An encouraging stream of tax roles are being registered as the economy picks up and the Big 4 compete to secure the best talent in the marketplace.
The hiring market for tax professionals got off to a flying start in January 2014. At Hays Taxation, we have seen employers register a consistent flow of positions throughout January and the Big 4 accountancy firms are particularly active in the market. The most highly sought after tax professionals are newly qualified assistant managers but good opportunities also exist for senior managers and directors with a track record of bringing in work. Key areas of opportunity include corporate tax, international tax, VAT, R&D and expatriate/employee tax.
Besides recruiting from each other, the Big 4 will also consider candidates who come from Top 20 accountancy firms or who have experience of working in-house within the financial services sector or a blue-chip company and would like to return to the profession. The large firms’ hiring drives will create movement all the way through the profession since smaller firms will need to recruit to replace tax professionals who have moved on.
The financial services sector is hiring tax professionals to help it meet its compliance obligations, for example, in relation to the US Foreign Account Tax Compliance Act. Demand is not as strong as in practice, however, since the sector is still trying to drive down costs. Where hiring takes place, it is often to fill a role that is seen as critical for compliance reasons. Meanwhile, employers are using contractors or secondees from the Big 4 to plug gaps on an interim basis.
Greater rigour around compliance and reporting is driving hiring of in-house tax professionals in both the FTSE and among owner-managed businesses. Within the FTSE 250, most of the roles that come up relate to corporate tax although there is also demand for VAT and transfer pricing specialists. Owner-managed businesses tend to look for generalists with a broad skill-set in tax. There are pockets of the UK where in-house tax professionals are particularly sought after including Aberdeen, Glasgow and the Midlands.
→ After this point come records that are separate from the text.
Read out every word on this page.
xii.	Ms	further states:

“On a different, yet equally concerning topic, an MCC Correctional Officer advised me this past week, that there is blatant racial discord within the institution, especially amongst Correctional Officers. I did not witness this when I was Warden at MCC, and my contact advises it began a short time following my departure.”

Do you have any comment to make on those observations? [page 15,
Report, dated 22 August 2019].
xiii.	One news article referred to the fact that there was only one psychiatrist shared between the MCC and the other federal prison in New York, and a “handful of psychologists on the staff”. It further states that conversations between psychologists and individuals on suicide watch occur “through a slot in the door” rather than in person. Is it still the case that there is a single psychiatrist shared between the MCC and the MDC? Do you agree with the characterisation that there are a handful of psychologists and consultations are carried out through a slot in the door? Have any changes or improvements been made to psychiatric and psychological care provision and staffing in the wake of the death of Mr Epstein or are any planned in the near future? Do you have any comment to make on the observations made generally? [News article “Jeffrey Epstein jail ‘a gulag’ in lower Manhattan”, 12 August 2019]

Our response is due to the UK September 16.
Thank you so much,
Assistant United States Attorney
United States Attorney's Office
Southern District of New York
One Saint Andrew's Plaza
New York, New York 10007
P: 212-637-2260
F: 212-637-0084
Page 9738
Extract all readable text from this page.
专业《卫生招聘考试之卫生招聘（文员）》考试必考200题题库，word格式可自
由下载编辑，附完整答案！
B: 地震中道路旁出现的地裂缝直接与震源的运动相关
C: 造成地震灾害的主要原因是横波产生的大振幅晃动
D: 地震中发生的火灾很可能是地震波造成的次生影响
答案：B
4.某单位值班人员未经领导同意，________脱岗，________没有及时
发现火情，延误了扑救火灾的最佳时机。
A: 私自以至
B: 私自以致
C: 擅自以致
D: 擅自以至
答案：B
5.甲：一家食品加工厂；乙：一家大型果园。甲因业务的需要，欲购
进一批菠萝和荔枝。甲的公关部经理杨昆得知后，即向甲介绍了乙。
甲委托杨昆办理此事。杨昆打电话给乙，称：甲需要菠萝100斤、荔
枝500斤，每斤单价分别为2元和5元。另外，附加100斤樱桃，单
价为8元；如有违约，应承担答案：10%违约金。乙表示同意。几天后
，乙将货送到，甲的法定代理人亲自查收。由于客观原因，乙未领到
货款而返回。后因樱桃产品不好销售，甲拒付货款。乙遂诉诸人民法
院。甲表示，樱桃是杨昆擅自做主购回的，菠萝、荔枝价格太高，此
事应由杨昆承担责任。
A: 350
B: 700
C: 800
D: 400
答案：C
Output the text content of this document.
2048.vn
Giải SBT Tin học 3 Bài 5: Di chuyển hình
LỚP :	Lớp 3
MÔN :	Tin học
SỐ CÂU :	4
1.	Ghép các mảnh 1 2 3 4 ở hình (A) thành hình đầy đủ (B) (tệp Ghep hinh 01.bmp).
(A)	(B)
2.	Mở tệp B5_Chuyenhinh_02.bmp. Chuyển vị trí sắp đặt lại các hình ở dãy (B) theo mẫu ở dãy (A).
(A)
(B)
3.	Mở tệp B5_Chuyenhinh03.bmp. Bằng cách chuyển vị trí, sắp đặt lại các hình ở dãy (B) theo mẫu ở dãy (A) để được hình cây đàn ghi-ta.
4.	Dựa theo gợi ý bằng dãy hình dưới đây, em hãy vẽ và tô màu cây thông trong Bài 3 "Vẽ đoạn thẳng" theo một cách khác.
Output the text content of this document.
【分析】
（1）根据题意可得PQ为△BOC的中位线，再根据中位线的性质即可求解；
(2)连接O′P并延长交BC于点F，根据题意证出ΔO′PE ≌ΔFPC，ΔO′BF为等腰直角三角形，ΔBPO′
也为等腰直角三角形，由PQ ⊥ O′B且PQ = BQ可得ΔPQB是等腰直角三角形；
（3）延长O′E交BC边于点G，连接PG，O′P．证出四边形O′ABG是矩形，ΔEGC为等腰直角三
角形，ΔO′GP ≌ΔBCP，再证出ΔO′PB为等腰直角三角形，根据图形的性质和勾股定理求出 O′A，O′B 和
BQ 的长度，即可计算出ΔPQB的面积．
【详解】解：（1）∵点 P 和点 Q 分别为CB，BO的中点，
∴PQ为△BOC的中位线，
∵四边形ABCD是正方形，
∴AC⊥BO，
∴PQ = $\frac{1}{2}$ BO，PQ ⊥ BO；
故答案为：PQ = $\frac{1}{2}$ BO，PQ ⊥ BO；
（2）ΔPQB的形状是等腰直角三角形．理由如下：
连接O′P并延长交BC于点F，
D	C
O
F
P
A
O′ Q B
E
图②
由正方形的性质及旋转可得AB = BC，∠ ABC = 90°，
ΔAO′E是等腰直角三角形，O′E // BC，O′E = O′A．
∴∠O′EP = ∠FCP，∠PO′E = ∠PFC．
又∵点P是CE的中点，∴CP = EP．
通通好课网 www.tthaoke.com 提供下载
During 2013, demand for contract and interim tax professionals remained at a positive level, for example managing new legislative projects and covering maternity leave. That trend has continued into this year since employers often find it easier to get budget for temporary staff, especially if headcount reductions have taken place in other parts of their business.
Salaries for tax professionals have not increased significantly over the past year. Candidates who move jobs usually do so to secure career progression, rather than pay rises. But there are exceptions to this. For example, in 2013 employers in Aberdeen were offering salaries that were around 10-15% above those in Edinburgh and Glasgow to attract tax professionals to the city. With the expected recruitment drives in 2014 we forecast an uplift on salaries as the market begins to shift to being more candidate driven putting pressure on employees to secure the best talent.
There are traditionally more vacancies within taxation than professionals who are suited to fill them. Meanwhile, the cutback on graduate hiring during the recession is starting to be felt and, in general, individuals remain cautious about moving roles. Unfortunately for employers, this means that the shortage of candidates is likely to become more pronounced as 2014 progresses and business confidence grows. So staff retention will be an increasingly important issue this year, with counter offers set to become more common and employers reviewing the content of benefit and bonus packages.